第13章 神なんてくそくらえ
Nカラ松SIDE
一瞬の事だった…。
いきなりタキちゃんがタヌキ姿になって駆け出して行った…オレもカラさんも止める余裕なんてなかったんだ…。
「タキーーっっ!!!」
けたたましいクラクション、咄嗟に口にくわえた子猫をこちらに投げた彼女はまるでボロボロになったモップのように血を流し横たわる。
子猫はオレがキャッチした…けど彼女は……。
彼女をひいた車は普通車だ、避けようとしたのだろう歩道に乗り上げ電柱にぶつかっている。
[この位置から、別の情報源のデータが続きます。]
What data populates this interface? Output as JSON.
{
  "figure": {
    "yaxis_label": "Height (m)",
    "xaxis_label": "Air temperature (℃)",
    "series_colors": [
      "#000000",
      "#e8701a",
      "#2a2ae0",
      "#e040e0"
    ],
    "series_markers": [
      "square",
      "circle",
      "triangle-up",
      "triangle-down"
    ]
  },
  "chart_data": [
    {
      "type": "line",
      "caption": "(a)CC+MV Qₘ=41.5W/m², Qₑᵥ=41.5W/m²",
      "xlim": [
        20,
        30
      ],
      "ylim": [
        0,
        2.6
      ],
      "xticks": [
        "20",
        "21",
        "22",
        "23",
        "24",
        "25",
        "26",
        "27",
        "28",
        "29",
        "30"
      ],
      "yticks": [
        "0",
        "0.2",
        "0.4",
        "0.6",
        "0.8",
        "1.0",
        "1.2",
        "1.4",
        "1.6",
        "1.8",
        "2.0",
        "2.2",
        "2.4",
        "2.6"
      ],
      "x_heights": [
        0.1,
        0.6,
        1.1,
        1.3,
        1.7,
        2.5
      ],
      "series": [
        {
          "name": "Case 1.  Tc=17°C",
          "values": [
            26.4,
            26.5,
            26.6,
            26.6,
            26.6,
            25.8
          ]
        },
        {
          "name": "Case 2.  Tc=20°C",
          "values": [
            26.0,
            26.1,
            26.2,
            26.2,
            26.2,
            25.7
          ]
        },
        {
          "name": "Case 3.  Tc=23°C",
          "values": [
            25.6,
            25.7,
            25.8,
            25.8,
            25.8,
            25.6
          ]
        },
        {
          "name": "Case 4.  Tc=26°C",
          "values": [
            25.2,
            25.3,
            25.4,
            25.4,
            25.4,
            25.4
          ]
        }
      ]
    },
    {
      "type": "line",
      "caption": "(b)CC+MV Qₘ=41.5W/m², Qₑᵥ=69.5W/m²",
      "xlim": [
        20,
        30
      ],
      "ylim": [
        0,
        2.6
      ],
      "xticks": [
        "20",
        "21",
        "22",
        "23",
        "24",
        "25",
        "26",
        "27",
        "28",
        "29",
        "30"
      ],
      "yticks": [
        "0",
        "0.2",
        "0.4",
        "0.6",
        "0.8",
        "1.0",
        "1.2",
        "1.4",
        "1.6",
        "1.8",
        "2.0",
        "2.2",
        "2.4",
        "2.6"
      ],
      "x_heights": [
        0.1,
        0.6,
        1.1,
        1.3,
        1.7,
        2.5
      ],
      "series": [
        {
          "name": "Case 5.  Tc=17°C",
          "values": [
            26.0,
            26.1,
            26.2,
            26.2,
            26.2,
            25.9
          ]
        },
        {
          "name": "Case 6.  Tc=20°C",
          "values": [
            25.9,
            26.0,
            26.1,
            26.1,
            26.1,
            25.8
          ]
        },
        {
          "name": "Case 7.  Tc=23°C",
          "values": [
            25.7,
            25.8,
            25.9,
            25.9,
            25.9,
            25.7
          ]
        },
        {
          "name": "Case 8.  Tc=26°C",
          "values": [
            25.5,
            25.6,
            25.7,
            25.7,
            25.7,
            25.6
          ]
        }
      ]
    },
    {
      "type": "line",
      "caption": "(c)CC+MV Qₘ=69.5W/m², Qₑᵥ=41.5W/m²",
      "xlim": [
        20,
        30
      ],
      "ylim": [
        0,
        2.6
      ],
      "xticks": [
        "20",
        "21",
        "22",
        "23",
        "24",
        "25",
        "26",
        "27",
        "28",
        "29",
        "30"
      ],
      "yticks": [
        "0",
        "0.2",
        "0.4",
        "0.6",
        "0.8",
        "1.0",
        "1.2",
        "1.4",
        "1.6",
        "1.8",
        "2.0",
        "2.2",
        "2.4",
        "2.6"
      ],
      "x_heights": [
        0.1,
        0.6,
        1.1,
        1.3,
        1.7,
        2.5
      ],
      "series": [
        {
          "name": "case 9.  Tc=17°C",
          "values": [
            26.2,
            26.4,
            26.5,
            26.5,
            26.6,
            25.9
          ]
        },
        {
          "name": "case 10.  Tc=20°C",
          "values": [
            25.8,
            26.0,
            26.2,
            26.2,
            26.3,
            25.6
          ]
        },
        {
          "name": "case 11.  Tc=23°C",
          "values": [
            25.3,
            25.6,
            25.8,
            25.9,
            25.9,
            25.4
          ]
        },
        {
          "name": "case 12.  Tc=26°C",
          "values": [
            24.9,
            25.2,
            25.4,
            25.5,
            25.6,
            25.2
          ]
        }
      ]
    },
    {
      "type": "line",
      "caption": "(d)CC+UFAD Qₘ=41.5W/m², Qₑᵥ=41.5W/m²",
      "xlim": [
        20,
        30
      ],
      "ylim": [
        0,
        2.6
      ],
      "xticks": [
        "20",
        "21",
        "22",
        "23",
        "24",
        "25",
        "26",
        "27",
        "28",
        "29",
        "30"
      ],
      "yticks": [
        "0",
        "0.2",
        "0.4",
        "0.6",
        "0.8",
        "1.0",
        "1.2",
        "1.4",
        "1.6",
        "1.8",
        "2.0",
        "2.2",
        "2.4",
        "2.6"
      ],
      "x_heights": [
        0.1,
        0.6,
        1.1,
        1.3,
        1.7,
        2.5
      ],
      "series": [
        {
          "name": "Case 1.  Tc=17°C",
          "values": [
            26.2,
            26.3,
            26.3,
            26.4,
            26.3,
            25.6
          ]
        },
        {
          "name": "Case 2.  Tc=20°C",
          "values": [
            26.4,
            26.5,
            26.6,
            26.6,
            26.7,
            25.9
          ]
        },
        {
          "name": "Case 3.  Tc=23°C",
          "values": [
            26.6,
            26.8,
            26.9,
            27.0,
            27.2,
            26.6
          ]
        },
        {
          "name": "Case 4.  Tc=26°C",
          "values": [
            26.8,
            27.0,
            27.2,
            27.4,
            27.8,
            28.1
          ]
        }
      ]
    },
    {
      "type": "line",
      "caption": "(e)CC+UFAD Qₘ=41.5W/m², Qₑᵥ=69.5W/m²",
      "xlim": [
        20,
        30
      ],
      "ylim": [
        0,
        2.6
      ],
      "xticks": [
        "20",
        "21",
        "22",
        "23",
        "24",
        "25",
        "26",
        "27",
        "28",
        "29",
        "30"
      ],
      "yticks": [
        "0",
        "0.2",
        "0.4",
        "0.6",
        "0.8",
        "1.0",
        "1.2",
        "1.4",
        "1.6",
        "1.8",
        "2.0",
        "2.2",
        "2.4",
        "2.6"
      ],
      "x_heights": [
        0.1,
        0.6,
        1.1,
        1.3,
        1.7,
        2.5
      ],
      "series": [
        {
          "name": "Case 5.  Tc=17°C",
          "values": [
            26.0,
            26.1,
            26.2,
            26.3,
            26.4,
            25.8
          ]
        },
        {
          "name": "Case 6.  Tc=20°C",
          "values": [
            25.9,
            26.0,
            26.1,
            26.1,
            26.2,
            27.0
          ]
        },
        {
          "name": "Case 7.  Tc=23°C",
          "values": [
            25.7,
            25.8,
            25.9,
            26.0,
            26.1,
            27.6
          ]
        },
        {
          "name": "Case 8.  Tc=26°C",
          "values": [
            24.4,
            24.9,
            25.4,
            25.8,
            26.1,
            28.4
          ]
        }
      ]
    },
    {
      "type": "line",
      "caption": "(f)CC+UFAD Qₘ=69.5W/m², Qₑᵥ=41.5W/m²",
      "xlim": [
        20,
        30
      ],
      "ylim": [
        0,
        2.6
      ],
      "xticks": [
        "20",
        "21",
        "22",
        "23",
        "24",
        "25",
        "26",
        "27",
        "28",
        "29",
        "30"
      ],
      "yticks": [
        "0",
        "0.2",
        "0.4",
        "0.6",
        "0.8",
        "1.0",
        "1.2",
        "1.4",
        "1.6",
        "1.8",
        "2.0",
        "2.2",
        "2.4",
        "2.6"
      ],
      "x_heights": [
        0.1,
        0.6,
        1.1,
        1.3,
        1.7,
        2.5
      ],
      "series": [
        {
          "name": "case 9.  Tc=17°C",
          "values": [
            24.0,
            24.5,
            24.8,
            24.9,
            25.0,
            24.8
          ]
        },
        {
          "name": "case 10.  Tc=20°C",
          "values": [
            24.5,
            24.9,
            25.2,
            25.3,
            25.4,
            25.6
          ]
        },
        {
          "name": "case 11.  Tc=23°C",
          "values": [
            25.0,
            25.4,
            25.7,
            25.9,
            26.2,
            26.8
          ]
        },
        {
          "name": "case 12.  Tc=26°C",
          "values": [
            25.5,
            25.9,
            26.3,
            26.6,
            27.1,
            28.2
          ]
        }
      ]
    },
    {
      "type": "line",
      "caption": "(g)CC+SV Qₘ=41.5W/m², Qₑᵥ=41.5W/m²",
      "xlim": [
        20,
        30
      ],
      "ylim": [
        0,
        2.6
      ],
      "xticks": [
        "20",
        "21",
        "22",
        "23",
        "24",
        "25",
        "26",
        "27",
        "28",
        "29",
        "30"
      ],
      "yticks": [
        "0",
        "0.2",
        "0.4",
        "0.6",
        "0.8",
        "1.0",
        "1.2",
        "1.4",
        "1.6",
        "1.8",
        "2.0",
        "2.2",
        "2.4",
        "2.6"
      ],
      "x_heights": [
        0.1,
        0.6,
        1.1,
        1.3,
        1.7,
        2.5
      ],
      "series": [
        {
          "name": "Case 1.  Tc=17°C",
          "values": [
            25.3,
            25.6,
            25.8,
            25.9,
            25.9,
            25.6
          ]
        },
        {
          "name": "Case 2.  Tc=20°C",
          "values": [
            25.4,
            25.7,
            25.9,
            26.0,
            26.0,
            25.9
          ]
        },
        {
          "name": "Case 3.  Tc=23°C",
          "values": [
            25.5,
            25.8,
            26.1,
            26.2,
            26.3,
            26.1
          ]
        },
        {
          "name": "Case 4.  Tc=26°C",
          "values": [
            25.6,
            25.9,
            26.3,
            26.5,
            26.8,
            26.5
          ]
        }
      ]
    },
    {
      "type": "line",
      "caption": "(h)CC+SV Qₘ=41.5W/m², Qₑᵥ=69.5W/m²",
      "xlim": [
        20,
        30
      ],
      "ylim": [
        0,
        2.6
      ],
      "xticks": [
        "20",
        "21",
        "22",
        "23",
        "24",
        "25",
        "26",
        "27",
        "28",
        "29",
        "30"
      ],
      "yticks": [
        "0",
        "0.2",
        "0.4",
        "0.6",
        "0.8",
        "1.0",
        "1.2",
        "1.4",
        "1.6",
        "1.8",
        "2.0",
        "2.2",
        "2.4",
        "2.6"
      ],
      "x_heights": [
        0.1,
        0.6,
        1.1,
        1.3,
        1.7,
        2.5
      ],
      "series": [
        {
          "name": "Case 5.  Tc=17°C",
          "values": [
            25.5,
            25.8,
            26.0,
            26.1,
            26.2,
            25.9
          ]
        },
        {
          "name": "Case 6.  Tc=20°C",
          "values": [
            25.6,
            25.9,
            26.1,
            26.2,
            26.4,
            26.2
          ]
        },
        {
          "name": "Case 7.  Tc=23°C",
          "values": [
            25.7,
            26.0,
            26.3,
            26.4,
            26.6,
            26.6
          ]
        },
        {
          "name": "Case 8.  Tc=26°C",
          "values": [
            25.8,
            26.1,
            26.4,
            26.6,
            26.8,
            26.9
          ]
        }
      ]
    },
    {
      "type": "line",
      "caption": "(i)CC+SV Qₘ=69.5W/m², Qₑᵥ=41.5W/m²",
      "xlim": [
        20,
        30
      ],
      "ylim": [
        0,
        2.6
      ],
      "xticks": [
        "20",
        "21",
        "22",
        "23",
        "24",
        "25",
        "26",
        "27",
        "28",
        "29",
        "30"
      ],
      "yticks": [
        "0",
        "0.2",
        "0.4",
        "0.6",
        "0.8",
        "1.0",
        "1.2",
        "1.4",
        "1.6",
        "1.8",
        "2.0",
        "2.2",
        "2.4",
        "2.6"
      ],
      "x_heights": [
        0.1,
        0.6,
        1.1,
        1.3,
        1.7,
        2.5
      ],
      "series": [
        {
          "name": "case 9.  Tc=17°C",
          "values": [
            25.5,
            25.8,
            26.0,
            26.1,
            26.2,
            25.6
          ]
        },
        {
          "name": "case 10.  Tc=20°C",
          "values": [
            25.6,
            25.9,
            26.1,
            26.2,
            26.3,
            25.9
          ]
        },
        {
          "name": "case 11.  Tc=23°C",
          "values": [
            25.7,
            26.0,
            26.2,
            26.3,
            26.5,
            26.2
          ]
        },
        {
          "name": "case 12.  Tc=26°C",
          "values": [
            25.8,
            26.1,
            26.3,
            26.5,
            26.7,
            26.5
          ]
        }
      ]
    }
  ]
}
「う、嘘だろ…?タキ?狸寝入りか…?起きろよ…起きろっ!冗談だろ?なぁ…?嫌だっ!!嘘だ…嘘に決まってる…あああーーっっ!!!…タキ…タキ……」
駄目だ…カラさんは取り乱し方が尋常じゃない、そんな彼を見てオレは逆に冷静になる、落ち着け…今何をすべきだ…?
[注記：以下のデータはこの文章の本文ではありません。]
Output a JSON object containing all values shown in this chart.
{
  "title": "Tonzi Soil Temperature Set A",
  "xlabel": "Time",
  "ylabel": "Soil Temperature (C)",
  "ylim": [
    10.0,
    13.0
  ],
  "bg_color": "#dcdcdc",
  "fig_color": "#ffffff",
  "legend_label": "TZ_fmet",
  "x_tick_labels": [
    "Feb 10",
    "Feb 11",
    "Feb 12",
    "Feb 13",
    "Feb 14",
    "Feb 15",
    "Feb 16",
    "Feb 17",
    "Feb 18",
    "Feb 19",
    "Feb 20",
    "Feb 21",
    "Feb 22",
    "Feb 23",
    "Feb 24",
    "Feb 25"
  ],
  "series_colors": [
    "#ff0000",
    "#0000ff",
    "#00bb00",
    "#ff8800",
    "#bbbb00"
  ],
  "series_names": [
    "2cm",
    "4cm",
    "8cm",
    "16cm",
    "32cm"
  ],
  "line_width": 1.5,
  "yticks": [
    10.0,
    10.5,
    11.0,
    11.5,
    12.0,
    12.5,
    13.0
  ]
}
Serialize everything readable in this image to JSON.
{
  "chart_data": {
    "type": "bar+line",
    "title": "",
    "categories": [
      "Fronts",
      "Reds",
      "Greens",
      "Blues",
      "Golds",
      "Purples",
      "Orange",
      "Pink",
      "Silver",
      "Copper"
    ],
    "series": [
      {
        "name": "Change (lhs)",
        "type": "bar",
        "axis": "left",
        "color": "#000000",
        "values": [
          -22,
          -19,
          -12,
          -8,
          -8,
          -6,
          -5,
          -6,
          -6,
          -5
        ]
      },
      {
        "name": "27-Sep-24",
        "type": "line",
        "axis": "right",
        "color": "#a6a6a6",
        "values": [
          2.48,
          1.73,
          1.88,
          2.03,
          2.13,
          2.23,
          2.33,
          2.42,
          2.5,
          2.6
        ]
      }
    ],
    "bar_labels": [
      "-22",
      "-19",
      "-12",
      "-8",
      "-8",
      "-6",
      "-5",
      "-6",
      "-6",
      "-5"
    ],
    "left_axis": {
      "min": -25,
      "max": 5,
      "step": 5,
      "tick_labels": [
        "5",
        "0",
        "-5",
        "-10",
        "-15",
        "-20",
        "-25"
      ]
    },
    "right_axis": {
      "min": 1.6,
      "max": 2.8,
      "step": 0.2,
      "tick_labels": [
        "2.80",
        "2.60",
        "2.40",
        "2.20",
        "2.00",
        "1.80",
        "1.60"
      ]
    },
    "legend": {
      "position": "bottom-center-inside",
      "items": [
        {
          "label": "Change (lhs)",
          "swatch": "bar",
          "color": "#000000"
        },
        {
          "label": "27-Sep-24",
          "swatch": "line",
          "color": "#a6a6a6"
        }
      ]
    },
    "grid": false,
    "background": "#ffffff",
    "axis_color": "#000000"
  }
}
カ「カラさんっ!?携帯貸せっ!!いちさんに連絡するんだっ!!しっかりしろっっ!!タキちゃんが死んでもいいのかっ!!?」
涙を流し放心したようにブツブツと同じ言葉を繰り返す彼の肩を揺すりオレは怒鳴る。
「え……あ……そうだ……一松……一松っっ!!?」
我にかえると上着のポケットからスマホを取り出し慌てて連絡をとるカラさん。
オレは子猫を中に着ているシャツの中に入れて上着を脱ぐと下に引く、頭を打っている可能性を考えなるべく彼女の横たわる体勢を崩さないよう上着でくるむ。
カ「なるべく衝撃のないように移動しないと…」
「連絡がついたっ!!そのまま運ぶぞっ!!カラ松くんっしっかり抱いててくれっ!!運転はオレがするっ!!!」
車に乗り込むとかなりのスピードで屋敷へ戻る、カラさんはすぐにいちさんが担当する施術室にタキちゃんを運ぶ。
マメはオレが抱いて連れて行く。
手術着を着たいちさんと同じ格好の助手は一松、オレ達は煩くて邪魔だと追い出された…いや…煩いのはオレじゃなくてカラさんなんだが…。
部屋の外には慌てた白塚の皆とブラザー達が駆け付けた。
「おいカラ!?何があった?」
「兄さん…タキ…助かるよな…?死んだりなんてしないよな…?なぜだ…なぜこんな事になってる………」
自問自答を繰り返すカラさんは話にならない、代わりにオレが何があったのか皆に説明する。
皆が皆言葉も出ず…部屋の外で立ち尽くす。